With two exceptions noted below, the new proposal largely tracks the portion of the prior final rule that implemented the statutory provision, but eliminates the portion that provided an additional class exemption. [2]  This class exemption provided additional opportunities for investment advice not available under the statutory exemption using modified versions of the computer model and fee-leveling options.  The release also asks a number of detailed questions about generally accepted investment principles, including whether DOL should define them for purpose of this rule.

 

First, the new proposal clarifies the fee leveling condition of the PPA exemption.  The proposal states that the fee-leveling requirement applies both to the entity retained to render investment advice, and to any employee, agent or registered representative of that entity.  An affiliate of the fiduciary adviser may still receive fees that vary based on the investment options selected, but DOL states in the preamble that any provision of financial or economic incentives by an affiliate or any other party to a fiduciary adviser or any individual employed by the fiduciary adviser, including a person responsible for supervising an employee providing advice, to favor certain investments would be impermissible.  DOL suggests that the new proposed language regarding fee-leveling follows the language in Field Assistance Bulletin 2007-1. [3]

 

Second, the proposal adds a new condition to the requirements for computer models.  The new condition states that a computer model may not “[i]nappropriately distinguish among investment options within a single asset class on the basis of factors that cannot be confidentially expected to persist in the future.”  In the preamble, DOL states:

 

While some differences between investment options within a single asset class, such as differences in fees and expenses or management style, are likely to persist in the future and therefore to constitute appropriate criteria for asset allocation, other differences, such as differences in historical performance, are less likely to persist and therefore less likely to constitute appropriate criteria for asset allocation.

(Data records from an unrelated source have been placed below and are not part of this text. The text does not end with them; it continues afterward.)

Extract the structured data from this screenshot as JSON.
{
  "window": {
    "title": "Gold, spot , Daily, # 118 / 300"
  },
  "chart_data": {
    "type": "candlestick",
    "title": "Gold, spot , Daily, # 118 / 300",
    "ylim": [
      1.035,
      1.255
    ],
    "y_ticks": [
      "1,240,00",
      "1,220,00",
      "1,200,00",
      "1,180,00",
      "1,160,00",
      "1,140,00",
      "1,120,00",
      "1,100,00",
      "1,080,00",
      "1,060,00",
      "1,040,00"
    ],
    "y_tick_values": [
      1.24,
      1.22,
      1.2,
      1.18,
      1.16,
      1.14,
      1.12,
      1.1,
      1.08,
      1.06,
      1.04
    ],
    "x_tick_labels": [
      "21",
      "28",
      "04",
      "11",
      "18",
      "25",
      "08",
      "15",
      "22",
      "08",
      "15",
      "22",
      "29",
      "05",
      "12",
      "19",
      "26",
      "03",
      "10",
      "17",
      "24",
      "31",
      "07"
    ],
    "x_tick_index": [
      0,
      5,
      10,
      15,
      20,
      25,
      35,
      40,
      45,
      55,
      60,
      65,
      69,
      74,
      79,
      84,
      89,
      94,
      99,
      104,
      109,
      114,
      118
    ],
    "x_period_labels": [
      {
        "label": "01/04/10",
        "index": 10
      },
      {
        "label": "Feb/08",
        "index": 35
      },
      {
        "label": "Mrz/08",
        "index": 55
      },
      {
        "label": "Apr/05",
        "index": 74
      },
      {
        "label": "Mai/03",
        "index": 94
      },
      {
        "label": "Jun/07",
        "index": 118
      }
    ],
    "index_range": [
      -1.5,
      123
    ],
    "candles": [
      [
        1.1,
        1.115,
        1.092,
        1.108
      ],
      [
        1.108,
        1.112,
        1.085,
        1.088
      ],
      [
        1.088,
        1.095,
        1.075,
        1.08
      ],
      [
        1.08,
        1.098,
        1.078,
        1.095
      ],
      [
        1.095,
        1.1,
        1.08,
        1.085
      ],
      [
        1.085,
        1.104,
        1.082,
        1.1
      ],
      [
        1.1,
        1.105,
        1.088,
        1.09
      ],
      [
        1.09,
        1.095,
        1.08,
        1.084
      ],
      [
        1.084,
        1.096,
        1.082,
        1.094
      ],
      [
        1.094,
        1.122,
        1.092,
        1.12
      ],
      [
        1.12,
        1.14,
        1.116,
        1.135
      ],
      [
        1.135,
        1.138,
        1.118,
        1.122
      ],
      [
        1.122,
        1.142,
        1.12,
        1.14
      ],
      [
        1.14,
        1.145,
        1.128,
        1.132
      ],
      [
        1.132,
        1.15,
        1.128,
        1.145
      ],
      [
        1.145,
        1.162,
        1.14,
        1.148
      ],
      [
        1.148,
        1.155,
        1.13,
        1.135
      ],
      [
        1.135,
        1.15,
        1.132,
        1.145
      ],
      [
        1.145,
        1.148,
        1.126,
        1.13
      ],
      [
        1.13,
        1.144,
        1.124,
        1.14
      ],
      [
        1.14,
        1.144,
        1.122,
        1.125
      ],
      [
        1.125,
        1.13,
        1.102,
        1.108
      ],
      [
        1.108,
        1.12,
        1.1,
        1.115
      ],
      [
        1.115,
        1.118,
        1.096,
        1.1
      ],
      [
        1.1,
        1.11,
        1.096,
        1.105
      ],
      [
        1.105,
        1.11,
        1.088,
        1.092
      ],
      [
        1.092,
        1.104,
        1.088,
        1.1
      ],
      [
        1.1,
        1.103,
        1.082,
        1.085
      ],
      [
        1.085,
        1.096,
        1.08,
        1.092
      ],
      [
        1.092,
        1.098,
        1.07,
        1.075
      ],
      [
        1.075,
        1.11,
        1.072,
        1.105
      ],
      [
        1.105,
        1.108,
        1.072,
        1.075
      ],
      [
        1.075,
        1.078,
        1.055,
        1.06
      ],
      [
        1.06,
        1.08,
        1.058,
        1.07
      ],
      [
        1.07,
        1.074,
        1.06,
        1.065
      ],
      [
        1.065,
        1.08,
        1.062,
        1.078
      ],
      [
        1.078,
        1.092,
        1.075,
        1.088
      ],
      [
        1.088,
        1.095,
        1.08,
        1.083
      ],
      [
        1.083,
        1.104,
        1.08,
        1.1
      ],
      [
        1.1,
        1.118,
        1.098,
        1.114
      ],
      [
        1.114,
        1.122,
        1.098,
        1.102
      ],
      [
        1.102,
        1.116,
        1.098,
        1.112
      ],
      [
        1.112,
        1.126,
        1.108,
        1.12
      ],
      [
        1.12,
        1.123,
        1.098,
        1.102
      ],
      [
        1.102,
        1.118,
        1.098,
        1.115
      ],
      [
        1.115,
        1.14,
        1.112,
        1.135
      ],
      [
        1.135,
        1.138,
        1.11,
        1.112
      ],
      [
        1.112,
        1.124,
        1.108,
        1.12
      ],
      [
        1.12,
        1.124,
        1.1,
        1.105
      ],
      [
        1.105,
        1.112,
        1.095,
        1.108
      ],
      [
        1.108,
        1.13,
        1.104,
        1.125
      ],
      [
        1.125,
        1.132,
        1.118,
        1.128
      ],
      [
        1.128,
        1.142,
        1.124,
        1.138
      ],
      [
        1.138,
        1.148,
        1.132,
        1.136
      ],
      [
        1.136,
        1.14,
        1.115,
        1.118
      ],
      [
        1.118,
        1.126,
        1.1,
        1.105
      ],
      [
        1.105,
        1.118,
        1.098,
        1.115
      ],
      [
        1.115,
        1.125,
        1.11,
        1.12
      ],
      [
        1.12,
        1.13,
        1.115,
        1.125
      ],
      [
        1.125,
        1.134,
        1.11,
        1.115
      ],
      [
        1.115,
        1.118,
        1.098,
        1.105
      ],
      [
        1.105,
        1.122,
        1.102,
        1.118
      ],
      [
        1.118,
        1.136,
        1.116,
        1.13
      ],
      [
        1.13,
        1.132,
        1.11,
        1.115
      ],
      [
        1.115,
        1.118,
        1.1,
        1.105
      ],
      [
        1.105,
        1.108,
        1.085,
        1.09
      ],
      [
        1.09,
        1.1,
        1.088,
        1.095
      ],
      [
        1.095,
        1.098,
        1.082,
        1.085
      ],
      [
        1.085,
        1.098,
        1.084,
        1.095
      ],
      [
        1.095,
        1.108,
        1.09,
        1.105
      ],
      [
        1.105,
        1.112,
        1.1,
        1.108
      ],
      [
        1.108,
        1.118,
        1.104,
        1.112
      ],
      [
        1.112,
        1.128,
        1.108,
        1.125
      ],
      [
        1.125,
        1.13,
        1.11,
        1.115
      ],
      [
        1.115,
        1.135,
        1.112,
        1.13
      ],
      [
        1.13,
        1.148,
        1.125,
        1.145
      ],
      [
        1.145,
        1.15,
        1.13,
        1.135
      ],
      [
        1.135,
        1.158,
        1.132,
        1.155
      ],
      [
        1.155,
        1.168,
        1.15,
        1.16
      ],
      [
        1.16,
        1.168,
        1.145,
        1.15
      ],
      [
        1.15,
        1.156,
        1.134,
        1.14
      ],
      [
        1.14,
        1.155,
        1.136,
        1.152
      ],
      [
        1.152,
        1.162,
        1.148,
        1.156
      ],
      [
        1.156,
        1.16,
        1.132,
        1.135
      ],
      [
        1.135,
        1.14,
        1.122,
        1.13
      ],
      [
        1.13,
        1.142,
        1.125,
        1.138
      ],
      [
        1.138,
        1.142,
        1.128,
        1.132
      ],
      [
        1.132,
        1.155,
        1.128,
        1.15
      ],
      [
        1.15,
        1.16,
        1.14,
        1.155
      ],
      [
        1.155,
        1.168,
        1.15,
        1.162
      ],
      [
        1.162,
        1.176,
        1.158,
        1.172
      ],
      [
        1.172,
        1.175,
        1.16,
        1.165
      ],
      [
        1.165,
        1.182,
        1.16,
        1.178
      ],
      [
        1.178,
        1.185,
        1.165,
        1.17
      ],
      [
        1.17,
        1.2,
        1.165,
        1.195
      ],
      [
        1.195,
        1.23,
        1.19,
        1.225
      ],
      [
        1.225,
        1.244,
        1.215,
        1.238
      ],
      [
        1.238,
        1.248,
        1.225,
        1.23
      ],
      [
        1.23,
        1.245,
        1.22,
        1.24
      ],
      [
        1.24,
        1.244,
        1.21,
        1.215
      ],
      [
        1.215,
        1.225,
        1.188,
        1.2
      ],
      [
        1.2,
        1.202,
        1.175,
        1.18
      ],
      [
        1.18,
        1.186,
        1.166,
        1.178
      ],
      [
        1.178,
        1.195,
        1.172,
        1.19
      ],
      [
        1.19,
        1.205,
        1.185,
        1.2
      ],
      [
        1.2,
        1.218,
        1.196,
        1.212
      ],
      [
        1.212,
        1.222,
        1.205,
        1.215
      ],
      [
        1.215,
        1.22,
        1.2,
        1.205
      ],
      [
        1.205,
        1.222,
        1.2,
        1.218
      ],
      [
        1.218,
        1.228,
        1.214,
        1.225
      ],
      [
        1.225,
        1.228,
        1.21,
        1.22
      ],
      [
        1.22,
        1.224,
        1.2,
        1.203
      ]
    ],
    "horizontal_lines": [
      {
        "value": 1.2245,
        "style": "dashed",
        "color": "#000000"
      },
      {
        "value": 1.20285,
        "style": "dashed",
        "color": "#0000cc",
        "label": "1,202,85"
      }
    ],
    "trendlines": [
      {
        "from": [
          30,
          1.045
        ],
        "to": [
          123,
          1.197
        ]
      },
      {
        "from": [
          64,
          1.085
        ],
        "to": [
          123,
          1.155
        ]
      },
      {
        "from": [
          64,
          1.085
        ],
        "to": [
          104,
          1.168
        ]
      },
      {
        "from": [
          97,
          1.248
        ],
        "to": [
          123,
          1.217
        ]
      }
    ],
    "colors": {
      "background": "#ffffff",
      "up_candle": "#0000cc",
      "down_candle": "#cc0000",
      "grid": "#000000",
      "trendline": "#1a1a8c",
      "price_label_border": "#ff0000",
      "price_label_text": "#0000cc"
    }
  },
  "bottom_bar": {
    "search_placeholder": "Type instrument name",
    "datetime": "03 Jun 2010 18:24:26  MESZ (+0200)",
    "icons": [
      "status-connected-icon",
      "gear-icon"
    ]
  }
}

Asset classes, in contrast, can more often be distinguished from one another on the basis of differences in their historical risk and return characteristics.

 

Finally, DOL asks for comment on a series of questions related to generally accepted investment principles, in the context of computer models.  These questions include:

  • What investment theories are generally accepted and should the regulation dictate the bases for model parameters such as the probability distribution of future returns?
  • What historical data should be taken into account and should the regulation specify minimum standards for data used to project future performance?
  • Should the regulation provide that computer models consider only the historical risks and returns of asset classes as a whole, and not a fund’s past performance relative to the average for its asset class?  Under what conditions would it be appropriate to recommend a fund with superior past performance over an alternative fund in the same asset class with average performance but lower fees?
  • All else being equal, should a model ascribe “different levels of risk” to passively and actively managed investment options?

Michael L. Hadley
Associate Counsel

Attachment

endnotes

 [1] See Memorandum to Pension Members No. 56-09 [23965], dated November 20, 2009.

 [2] For a description of the previous final regulation, see Memorandum to Pension Members No. 9-09 [23239], dated February 9, 2009.  Included in the proposal are the model disclosure and the separate rule allowing a single fiduciary adviser to be treated as a fiduciary with respect to the plan (section 2550.408g-2).

 [3] See Memorandum to Pension Members No. 7-07 [20843], dated February 5, 2007.